In the crafting of the 2024 national budget, the Bicameral Conference Committee (Bicam) made up of House and Senate leaders inserted a provision in the General Appropriations Act allowing then Finance Secretary Ralph Recto to seize the excess funds of PhilHealth, the Philippine Deposit Insurance Corp., and other trust funds which could otherwise not be expropriated because they were for a specific purpose.
The provision needed to be embedded in the budget, as Recto, under the Constitution, had no authority to transfer savings or excess funds, which is the President’s domain.
The proviso also sought to skirt the constitutional requirement that only savings, not appropriations, could be transferred.
Retired Senior Associate Justice Antonio Carpio said that in its order striking down the diversion of the PhilHealth funds, the Supreme Court ordered the government to include its restitution in the 2026 national budget.
The ruling, however, will result in Filipinos being scammed twice over, according to Carpio.
“If it will come from the budget, the taxpayers will be reimbursing PhilHealth for the funds that were seized” by the flood control crooks.
He said the right step would be to seek compensation from the flood control scammers.
“We were robbed, and then we’re the ones who will pay back what was stolen,” Carpio bemoaned. “The ones who stole the money should be the ones to return it.”
He said the maneuver to ransack PhilHealth began with Section 1(D) of the Unprogrammed Appropriations (UA) in the 2024 national budget, a provision that was unique to that year’s outlay.
“We’re tracing who inserted it because that will give us a clue on who crafted this scheme,” Carpio said.

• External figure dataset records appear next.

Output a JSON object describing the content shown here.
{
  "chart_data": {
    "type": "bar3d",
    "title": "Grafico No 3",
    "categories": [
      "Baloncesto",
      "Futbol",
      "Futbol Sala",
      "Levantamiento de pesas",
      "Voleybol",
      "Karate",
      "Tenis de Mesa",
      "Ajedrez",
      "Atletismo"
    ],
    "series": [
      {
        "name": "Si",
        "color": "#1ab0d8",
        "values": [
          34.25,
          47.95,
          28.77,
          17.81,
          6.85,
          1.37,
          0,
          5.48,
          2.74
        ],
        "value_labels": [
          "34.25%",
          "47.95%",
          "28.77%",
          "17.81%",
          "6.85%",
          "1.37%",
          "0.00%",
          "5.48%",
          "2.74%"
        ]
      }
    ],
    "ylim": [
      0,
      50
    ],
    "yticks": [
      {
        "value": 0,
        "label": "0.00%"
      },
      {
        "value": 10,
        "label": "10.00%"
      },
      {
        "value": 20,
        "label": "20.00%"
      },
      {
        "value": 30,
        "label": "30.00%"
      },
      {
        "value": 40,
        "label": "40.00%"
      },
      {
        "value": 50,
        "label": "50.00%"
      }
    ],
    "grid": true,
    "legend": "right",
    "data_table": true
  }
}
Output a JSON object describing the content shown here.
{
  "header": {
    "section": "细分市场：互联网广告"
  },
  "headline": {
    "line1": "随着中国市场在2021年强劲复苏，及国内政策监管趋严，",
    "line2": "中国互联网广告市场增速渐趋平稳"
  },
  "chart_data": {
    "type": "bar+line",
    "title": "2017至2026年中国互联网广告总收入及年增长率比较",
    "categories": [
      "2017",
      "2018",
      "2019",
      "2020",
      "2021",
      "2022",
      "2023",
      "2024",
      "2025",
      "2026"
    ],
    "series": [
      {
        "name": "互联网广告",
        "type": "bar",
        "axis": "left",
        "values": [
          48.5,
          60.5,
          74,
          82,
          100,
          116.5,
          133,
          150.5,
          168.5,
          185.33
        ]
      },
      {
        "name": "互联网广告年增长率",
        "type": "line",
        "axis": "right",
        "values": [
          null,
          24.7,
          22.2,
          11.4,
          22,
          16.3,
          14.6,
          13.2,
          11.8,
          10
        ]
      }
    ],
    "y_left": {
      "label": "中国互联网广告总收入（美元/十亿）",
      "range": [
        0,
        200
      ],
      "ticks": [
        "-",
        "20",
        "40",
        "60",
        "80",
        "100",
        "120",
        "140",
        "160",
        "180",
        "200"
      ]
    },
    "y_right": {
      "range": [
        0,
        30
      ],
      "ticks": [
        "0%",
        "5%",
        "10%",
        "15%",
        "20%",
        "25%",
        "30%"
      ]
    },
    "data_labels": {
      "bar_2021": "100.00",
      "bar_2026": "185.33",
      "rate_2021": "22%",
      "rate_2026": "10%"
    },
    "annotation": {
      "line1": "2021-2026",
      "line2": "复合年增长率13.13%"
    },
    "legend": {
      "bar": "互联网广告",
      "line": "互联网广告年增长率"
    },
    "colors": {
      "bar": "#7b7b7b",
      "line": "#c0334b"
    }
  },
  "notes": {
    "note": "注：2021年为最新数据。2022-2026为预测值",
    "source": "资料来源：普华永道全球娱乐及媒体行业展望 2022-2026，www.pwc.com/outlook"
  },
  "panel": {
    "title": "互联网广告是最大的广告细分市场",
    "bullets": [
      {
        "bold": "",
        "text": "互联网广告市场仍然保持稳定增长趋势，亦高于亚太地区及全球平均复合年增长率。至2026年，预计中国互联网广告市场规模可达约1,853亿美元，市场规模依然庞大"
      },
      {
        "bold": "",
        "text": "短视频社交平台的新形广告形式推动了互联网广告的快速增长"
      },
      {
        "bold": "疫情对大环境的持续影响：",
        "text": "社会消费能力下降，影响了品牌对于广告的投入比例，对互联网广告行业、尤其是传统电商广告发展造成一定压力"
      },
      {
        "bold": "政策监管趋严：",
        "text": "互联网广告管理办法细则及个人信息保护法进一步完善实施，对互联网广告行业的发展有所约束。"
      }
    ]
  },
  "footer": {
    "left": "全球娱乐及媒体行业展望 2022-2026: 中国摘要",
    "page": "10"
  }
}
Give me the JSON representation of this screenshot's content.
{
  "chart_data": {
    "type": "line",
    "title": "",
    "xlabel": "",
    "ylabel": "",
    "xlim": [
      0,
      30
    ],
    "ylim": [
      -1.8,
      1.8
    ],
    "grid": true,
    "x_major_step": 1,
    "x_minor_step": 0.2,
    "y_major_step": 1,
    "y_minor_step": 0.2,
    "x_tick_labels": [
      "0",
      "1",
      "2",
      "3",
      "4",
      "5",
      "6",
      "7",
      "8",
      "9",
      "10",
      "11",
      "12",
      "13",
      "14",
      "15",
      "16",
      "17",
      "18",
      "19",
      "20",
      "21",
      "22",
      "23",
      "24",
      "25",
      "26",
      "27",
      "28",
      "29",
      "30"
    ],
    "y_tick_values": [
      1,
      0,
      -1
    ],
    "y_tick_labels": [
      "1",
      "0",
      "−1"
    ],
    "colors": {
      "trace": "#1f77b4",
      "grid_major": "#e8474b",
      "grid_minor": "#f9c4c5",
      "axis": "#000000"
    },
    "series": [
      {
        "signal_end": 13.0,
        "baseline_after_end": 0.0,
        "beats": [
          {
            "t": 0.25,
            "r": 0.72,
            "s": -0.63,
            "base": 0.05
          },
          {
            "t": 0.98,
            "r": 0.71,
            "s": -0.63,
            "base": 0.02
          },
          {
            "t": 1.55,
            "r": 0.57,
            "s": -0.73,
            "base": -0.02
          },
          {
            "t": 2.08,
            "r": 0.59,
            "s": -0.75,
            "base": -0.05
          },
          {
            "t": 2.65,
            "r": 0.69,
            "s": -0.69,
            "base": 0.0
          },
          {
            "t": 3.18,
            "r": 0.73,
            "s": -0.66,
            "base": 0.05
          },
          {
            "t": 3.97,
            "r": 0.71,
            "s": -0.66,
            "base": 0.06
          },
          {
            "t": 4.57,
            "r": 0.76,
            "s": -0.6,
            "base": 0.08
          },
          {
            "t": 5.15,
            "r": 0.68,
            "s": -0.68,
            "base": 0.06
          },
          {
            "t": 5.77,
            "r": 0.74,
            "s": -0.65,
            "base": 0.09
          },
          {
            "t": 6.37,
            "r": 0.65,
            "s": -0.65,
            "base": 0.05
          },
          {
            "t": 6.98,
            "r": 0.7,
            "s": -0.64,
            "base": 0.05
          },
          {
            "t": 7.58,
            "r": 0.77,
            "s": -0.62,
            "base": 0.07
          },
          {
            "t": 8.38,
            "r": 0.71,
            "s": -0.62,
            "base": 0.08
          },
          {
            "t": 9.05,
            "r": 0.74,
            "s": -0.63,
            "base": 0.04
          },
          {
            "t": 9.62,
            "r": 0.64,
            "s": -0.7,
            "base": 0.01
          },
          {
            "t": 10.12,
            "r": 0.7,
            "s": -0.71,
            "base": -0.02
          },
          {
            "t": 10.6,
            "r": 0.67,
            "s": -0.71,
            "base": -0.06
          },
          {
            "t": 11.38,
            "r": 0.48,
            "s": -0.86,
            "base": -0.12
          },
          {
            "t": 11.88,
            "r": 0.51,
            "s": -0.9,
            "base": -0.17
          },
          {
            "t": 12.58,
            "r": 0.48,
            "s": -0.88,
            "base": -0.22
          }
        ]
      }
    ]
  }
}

The suspects are then House Appropriations Committee Chair Zaldy Co., Senate Finance Committee head Grace Poe, Speaker Martin Romualdez and Senate President Chiz Escudero.
Carpio said that if the legislators intentionally crafted the law to insert Section 1(D) “so they could get at the PhilHealth funds and use them for the flood control contractors they favored, they can be held liable.”
However, criminal intent must be proven and Carpio admitted that this would be difficult when the legislators may claim good faith.
“There will be a paper trail. I’ve seen that in the House. There was a bill introduced by Albay Representative Joey Salceda to insert Section 1(D). We need to verify the subsequent events. It looks like it started in the House,” Carpio said.
He said that Recto, now the Executive Secretary, could argue that he merely implemented the law.
Recto had issued a directive for government-owned and controlled corporations, including PhilHealth, to surrender their excess funds to the Bureau of the Treasury.
Fiscal experts said the inflow to the National Treasury was treated as a new revenue source to trigger the funding for the UA.
Recto needed to raise more than P200 billion for strategic projects, but the 2024 national budget diverted funds toward legislators’ pet projects.
“The insertion traces back to Rep. Joey Salceda, who introduced a bill that included Section 1(D),” Carpio said.
The next step would be to prove bad faith — that they planned this from the start — to prevent the crooks from hiding behind the law and say that they acted in good faith.
Carpio said pinpointing who introduced Section 1(D) in the 2024 budget is a good start.
Catching the ringleader, who conveniently poses as a whistleblower, would be difficult, however, as government institutions have been co-opted to provide him cover.